What certainly seems unlikely at this stage is any kind of Conservative Party of Canada government led by Erin O’toole. The choice (at least right now) seems like (1) Liberal majority or (2) Liberal minority dependent (as now) on the New Democrats. (With some kind of question mark as well about where the BQ might finally go, with a new Governor General who is only learning French?) For certain kinds of progressive voters, who almost certainly do number in some serious millions (?), the choice here (if it really is the choice) almost doesn’t matter. Check either box, depending on your exact mood on election day.
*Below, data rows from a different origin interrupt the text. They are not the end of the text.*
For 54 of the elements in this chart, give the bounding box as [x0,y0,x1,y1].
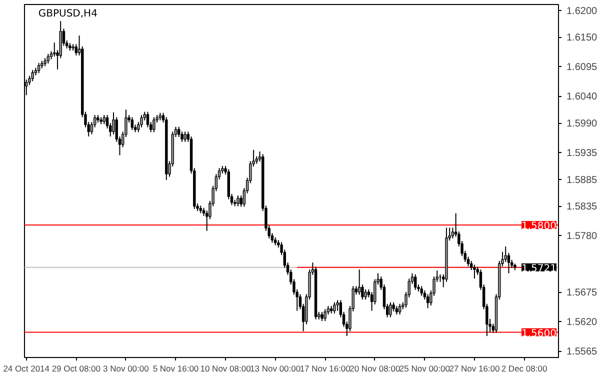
x-tick-label: 27 Nov 16:00 [449,364,500,374]
candlestick [392,302,395,312]
candlestick [364,288,367,300]
x-tick-label: 13 Nov 00:00 [250,364,301,374]
candlestick [324,308,326,322]
candlestick [140,114,143,128]
candlestick [102,114,106,125]
candlestick [152,116,156,133]
candlestick [146,111,150,128]
candlestick [420,286,423,296]
candlestick [336,300,339,312]
candlestick [426,294,430,309]
y-tick-label: 1.6150 [566,32,598,44]
candlestick [358,269,361,296]
x-tick-label: 3 Nov 00:00 [103,364,150,374]
candlestick [236,194,240,207]
candlestick [389,302,392,318]
candlestick [37,62,40,74]
candlestick [320,311,324,322]
x-tick-label: 2 Dec 08:00 [501,364,548,374]
candlestick [333,302,336,314]
y-tick-label: 1.6095 [566,62,598,74]
ref-line-label: 1.5600 [522,328,557,340]
x-tick-label: 17 Nov 16:00 [300,364,351,374]
candlestick [414,274,417,290]
x-tick-label: 10 Nov 08:00 [200,364,252,374]
y-tick-label: 1.5620 [566,317,598,328]
x-tick-label: 29 Oct 08:00 [52,364,101,374]
candlestick [504,246,507,263]
candlestick [46,53,50,64]
y-tick-label: 1.5990 [566,118,598,130]
candlestick [31,69,34,82]
y-tick-label: 1.5780 [566,231,598,242]
candlestick [398,303,402,316]
y-tick-label: 1.6040 [566,92,598,103]
y-tick-label: 1.5835 [566,202,598,213]
y-tick-label: 1.5565 [566,346,598,358]
x-tick-label: 25 Nov 00:00 [399,364,450,374]
x-tick-label: 5 Nov 16:00 [152,364,199,374]
y-tick-label: 1.5935 [566,148,598,160]
y-tick-label: 1.5675 [566,288,598,299]
candlestick [184,131,186,142]
ref-line-label: 1.5721 [522,263,557,274]
candlestick [177,126,180,138]
y-tick-label: 1.6200 [566,6,598,17]
chart-title: GBPUSD,H4 [38,8,98,20]
candlestick [130,116,134,131]
candlestick [240,194,242,208]
ref-line-label: 1.5800 [522,220,557,232]
y-tick-label: 1.5885 [566,174,598,186]
x-tick-label: 20 Nov 08:00 [350,364,400,374]
x-tick-label: 24 Oct 2014 [3,364,50,374]
candlestick [473,264,476,280]
candlestick [180,131,184,142]
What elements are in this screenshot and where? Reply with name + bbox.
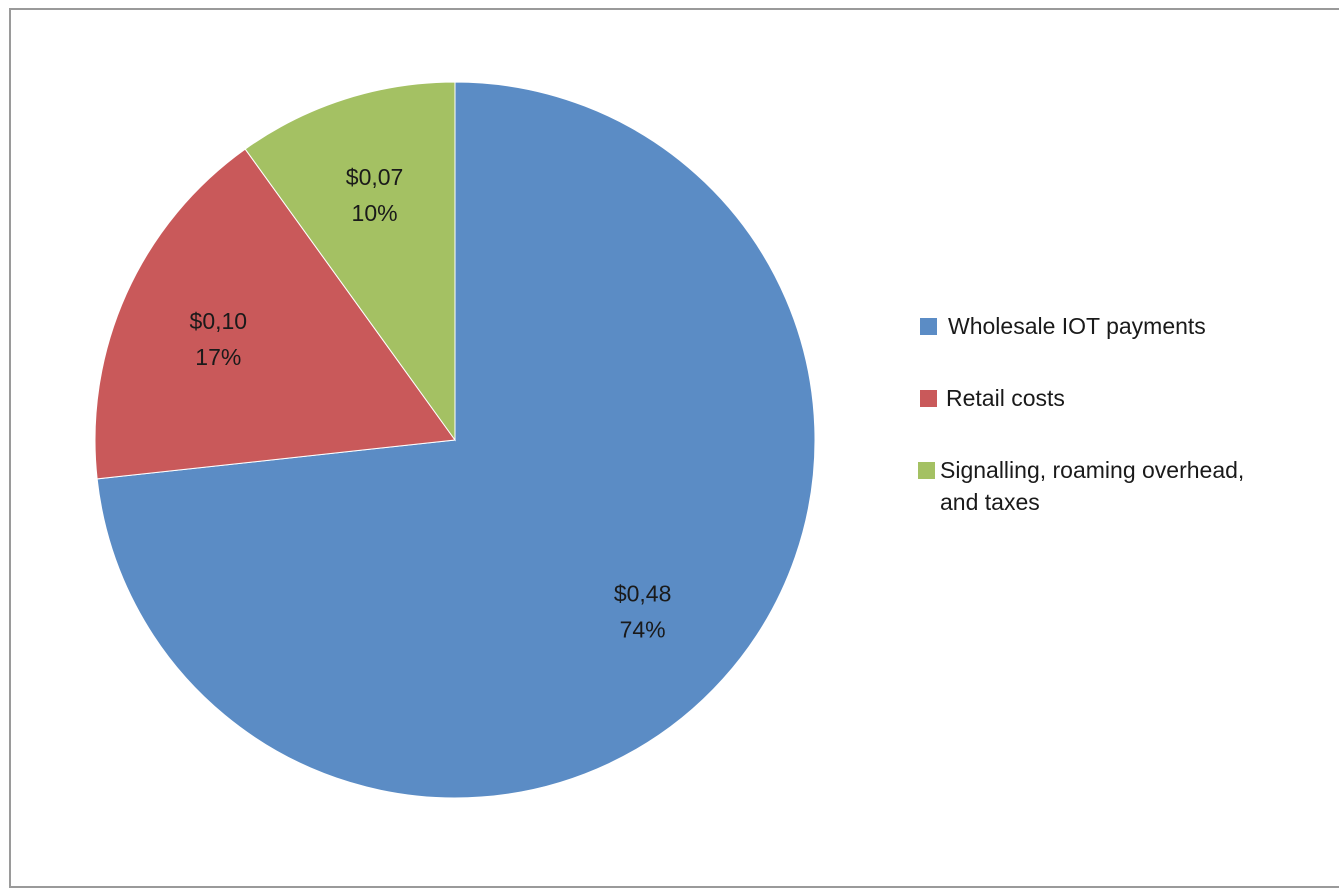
- slice-value-label-signalling: $0,07: [346, 164, 404, 190]
- slice-percent-label-retail: 17%: [195, 344, 241, 370]
- legend-label-wholesale: Wholesale IOT payments: [948, 313, 1206, 339]
- slice-percent-label-wholesale: 74%: [620, 616, 666, 642]
- legend-swatch-signalling: [918, 462, 935, 479]
- legend-label-signalling-line1: Signalling, roaming overhead,: [940, 457, 1245, 483]
- pie-slice-wholesale: [96, 81, 816, 799]
- legend: Wholesale IOT payments Retail costs Sign…: [910, 310, 1339, 518]
- pie-labels: $0,48 74% $0,10 17% $0,07 10%: [190, 164, 672, 642]
- legend-item-wholesale: Wholesale IOT payments: [910, 310, 1339, 342]
- pie-slice-signalling: [244, 81, 456, 442]
- legend-swatch-wholesale: [920, 318, 937, 335]
- slice-value-label-retail: $0,10: [190, 308, 248, 334]
- legend-item-signalling: Signalling, roaming overhead, and taxes: [910, 454, 1339, 518]
- pie-slices: [94, 81, 816, 799]
- slice-percent-label-signalling: 10%: [352, 200, 398, 226]
- legend-label-signalling: Signalling, roaming overhead, and taxes: [940, 454, 1244, 518]
- legend-label-retail: Retail costs: [946, 385, 1065, 411]
- legend-swatch-retail: [920, 390, 937, 407]
- pie-slice-retail: [94, 148, 456, 480]
- legend-label-signalling-line2: and taxes: [940, 489, 1040, 515]
- legend-item-retail: Retail costs: [910, 382, 1339, 414]
- slice-value-label-wholesale: $0,48: [614, 580, 672, 606]
- pie-chart: $0,48 74% $0,10 17% $0,07 10%: [94, 81, 816, 799]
Yet as often said, campaigns matter. Prime Minister Trudeau’s snap election call in the summer of 2021 could prove to be some astounding political miscalculation. The final vote after some startling campaign errors might finally, eg, give each of the three Canada-wide parties almost equal numbers of seats – and create a political puzzle in Ottawa that would be unlikely to do anyone much good.
At the start of it all this does seem unlikely. One thing that jumps out from the “Vote Intention By Province/Region” chart in Abacus Data’s latest polling in its “national survey of 3,000 Canadian adults (August 6 to 11, 2021)” is the comparative weakness of the Conservatives in the Prairie provinces. Liberals have 21% support in Alberta and 31% in Saskatchewan/Manitoba. The Canada-wide numbers here are far from terrible for the Trudeau government as well with Liberals 37%, Conservatives 28%, and New Democrats 20%.
Another intriguing wrinkle is nicely explained by Catharine Tunney at CBC News : “The country’s chief electoral officer, Stephane Perrault, said the final outcome of a pandemic election could take a few days to report due to an anticipated increase in mail-in ballots … Elections Canada said it expects as many as five million mail-in votes this time around, compared to fewer than 50,000 in the 2019 election … Perrault said mail-in ballots will not be counted until the day after the election.”
So, whatever else, it could be the morning of September 21 (or still later) before the final result of the September 20 election is known. (And as a very last late-at-night August 12 update, Philippe J. Fournier’s new 338Canada projection is now giving the Liberals 172 seats – two more than the bare majority of 170! On this variable at least the election could be a nail biter to the end.)